Title: Bitter Greens
Author: Kate Forsyth
Publisher: Allison & Busby
First Published: 25 February 2013 (hardback/Kindle) / 29 July 2013 (paperback)
No .of pages: 496
Synopsis (from Fantastic Fiction):
Charlotte-Rose de la Force, exiled from the court of King Louis XIV, has always been a great talker and teller of tales.
Selena Leonelli, once the exquisite muse of the great Venetian artist Tiziano, is terrified of time.
Margherita, trapped in a doorless tower and burdened by tangles of her red-gold hair, must find a way to escape.
You may think you know the story of Rapunzel . . .

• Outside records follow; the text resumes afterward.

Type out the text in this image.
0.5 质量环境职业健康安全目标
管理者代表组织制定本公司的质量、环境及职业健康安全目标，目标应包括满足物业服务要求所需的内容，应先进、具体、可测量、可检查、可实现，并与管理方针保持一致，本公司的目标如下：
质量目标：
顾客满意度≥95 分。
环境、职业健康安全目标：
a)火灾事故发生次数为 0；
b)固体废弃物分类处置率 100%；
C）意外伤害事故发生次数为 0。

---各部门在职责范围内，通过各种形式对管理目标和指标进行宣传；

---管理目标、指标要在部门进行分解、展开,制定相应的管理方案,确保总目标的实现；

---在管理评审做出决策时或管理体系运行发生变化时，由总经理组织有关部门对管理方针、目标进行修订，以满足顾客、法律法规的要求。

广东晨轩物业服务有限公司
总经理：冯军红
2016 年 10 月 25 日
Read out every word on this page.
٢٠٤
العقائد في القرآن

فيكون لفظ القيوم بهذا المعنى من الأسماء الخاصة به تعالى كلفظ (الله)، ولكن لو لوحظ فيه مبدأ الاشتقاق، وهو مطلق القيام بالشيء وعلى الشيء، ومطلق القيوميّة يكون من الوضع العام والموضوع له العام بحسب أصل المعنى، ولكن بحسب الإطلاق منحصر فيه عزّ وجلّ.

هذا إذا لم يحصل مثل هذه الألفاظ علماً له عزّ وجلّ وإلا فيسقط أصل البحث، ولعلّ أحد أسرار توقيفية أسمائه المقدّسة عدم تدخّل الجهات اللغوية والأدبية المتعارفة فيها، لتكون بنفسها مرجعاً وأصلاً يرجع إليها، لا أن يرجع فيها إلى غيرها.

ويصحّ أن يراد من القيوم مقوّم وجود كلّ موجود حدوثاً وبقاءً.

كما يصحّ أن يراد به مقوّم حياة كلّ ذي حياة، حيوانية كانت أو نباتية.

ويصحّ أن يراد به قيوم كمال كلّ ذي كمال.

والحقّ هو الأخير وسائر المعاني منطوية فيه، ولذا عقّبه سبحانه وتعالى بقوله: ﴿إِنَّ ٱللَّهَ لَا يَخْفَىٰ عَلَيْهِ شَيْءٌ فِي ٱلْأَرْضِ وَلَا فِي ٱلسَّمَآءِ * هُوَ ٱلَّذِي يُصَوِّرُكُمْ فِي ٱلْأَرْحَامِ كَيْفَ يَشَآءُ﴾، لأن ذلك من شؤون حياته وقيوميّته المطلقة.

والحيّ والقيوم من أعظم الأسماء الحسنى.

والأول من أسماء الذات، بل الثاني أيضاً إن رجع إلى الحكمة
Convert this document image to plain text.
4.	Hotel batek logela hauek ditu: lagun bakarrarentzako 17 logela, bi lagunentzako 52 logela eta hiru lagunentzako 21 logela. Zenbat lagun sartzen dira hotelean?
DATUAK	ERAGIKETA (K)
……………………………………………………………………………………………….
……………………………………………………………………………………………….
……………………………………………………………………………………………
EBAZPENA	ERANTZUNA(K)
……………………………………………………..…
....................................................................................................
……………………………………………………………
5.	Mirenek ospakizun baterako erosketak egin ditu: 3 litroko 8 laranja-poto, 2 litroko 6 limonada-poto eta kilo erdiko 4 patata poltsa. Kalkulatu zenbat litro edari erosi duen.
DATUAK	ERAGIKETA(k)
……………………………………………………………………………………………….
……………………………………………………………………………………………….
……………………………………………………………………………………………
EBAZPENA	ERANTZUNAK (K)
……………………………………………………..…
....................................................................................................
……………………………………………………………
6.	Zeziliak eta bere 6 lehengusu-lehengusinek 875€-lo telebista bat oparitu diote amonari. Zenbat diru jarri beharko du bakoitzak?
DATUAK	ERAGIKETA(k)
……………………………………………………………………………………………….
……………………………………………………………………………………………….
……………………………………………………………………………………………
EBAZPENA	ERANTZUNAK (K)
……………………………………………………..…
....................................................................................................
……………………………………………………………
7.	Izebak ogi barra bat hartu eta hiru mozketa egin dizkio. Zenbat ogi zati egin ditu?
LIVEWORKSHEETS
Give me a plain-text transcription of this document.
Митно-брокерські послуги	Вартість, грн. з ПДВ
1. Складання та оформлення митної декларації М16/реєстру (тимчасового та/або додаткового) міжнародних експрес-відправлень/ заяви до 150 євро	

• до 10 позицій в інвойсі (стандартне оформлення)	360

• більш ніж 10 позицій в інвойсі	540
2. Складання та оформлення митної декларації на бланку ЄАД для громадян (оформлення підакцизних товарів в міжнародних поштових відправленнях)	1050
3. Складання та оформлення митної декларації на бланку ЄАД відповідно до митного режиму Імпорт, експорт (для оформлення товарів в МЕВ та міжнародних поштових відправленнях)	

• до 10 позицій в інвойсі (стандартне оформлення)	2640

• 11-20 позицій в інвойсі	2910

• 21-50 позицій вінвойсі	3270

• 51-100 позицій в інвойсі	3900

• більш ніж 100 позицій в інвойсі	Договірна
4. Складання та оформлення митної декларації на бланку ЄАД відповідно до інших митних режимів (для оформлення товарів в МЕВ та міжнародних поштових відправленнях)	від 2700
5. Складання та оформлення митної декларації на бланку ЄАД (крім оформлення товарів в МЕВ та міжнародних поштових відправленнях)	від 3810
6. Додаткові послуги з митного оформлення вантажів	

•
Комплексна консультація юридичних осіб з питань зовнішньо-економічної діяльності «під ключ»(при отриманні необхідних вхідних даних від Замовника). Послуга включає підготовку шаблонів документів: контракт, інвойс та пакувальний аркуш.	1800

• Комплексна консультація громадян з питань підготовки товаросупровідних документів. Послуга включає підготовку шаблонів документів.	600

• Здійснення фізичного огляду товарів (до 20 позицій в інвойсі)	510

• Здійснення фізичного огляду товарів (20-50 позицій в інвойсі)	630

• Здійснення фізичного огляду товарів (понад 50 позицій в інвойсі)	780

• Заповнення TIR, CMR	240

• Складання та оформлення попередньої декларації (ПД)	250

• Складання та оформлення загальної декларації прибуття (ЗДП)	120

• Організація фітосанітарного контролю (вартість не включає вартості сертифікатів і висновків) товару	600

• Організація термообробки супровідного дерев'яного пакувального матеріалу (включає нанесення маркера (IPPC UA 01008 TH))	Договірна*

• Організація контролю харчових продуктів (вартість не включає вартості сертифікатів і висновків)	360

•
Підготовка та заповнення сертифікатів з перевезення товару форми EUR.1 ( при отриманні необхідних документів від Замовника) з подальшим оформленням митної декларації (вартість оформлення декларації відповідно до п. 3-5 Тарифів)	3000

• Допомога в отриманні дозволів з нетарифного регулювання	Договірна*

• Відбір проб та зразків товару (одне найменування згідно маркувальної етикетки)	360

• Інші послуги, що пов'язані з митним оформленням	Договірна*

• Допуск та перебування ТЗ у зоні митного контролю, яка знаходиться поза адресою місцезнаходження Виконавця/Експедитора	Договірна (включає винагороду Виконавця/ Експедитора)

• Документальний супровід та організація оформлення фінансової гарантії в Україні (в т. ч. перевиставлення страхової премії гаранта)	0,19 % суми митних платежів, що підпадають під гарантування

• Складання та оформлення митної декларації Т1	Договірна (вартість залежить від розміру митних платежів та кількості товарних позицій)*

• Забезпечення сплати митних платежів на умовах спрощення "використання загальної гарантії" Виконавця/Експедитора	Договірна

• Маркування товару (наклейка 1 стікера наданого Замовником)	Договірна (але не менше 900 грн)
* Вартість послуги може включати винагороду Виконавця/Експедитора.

Everyone loves a good fairytale, and one of the most beautiful, mysterious and compelling of all is that of Rapunzel. It has had many different names and versions, but the one that is perhaps best known was penned not by a man (or by the bothers Grimm, as most people assume – they only adapted it) , as most novels and writings of that time, but by a woman. And not just any woman, but one of the most notorious and scandalous women of her age, Charlotte-Rose de Caumont de la Force, who was exiled from the court of King Louis XIV, the Sun King, after a life that would make even the most hedonistic of courtiers blush!
Kate Forsyth has expertly woven together three stories that at once mirror each other whilst at the same time are completely different, deftly combining different time lines and locations to create an exquisitely intricate tale that will shock, amaze and bewitch. Readers will be drawn into the whirlwind of the 17th century French court, and the artistic beauty of Italy as the elements draw together the lives of Madamoiselle de la Force (the storyteller), Selena Leonelli (the sorceress), and Margherita (who has had so many incarnations as the beautiful heroine with the tangled hair).
The lines between fact and fiction are expertly blurred and blended till we find ourselves wrapped up in the fairytale ourselves, no longer able to untangle the strands of three very different lives that have culminated in one of the best-loved fairytales of all time.